Dorian Tursic was distinguished not only for his being a brainy straight-A student in his first senior year at the Kent Meridian High School, but also noted for his greatness in human relationships skills as well.
Editor Laura Pierce penned these words that she filed before the Kent Reporter during the candle light vigil gathering she covered that draws 500 hundred Kent Meridian students to paid tribute to the life of the late Dorian Tursic:
“None of us are going to forget what he did for us,” admonished another teen, one of Tursic’s many friends who got up to speak at the vigil, his voice breaking. “All I knew was that he was an awesome friend. When you came to him with a problem, he was there,” another student shared with the group.
“Though Dorian may be gone, he’ll be forever in my heart. I love you, Dorian,” said a teenager to the group, one of many who got up and spoke at the student-organized candlelight vigil.
What good lessons can we glean from this dolorous yarn about a teenager whose promising young life was snuffed out due to a car accident?
No doubt Dorian Tursic was well loved by his peers at the school campus. He was well loved, because from what I understand, he was a loving person and easy to get along with. As Ralph Waldo Emerson once declared, “If you want to have friends, be a friend.” Dorian indeed took Emerson’s wise words of counsel in his fledgling life.

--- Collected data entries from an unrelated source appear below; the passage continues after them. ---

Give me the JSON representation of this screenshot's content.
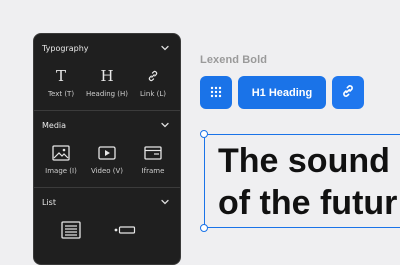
{
  "panel": {
    "typography": {
      "title": "Typography",
      "items": [
        {
          "label": "Text (T)",
          "icon": "text-icon"
        },
        {
          "label": "Heading (H)",
          "icon": "heading-icon"
        },
        {
          "label": "Link (L)",
          "icon": "link-icon"
        }
      ]
    },
    "media": {
      "title": "Media",
      "items": [
        {
          "label": "Image (I)",
          "icon": "image-icon"
        },
        {
          "label": "Video (V)",
          "icon": "video-icon"
        },
        {
          "label": "Iframe",
          "icon": "iframe-icon"
        }
      ]
    },
    "list": {
      "title": "List",
      "items": [
        {
          "icon": "list-icon"
        },
        {
          "icon": "list-item-icon"
        }
      ]
    }
  },
  "toolbar": {
    "font_label": "Lexend Bold",
    "heading_label": "H1 Heading",
    "accent": "#1a73e8"
  },
  "canvas": {
    "line1": "The sound",
    "line2": "of the futur"
  }
}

Though acknowledged as one who has the keenest minds among the students at Kent Meridian, Dorian, during his car accident that led to his untimely demise, in my opinion, had made an impoverished choice of driving his new purchased car at a very early hour in the morning.
The news article did not mention the rationale behind why he and his other three minor comrades in the car are still in the street in that very early hour of the day. Unless of course, if they are responding an emergency call that needs to be taken care of, that is understandable. But if they are out in the road just for the sake of driving around, that is a different story.
I suppose it’s because they are still young and considered minor in age, except Dorian Tursic, who is 18 years old, they should be in bed by that time sleeping. But wait, where are the guardian parents of the three young teens involved in the car crashed? Was the late Dorian Tursic still living with his folks, or was he already on his own feet at the time of the car accident?
Regardless of Dorian’s cause of his fatality, the fact remains, he had made a great impact in the lives of other students inside the four walls of the academe during his life time.
Numerous students esteemed him a kind and hearty human being. And to me that is all that matters.
Though he passed away at young age, his life is not to be measured by the manner how he died, but by how he lived. What’s really important is not the years in life, but the life in years.
Thank you Editor. Keep up the good job.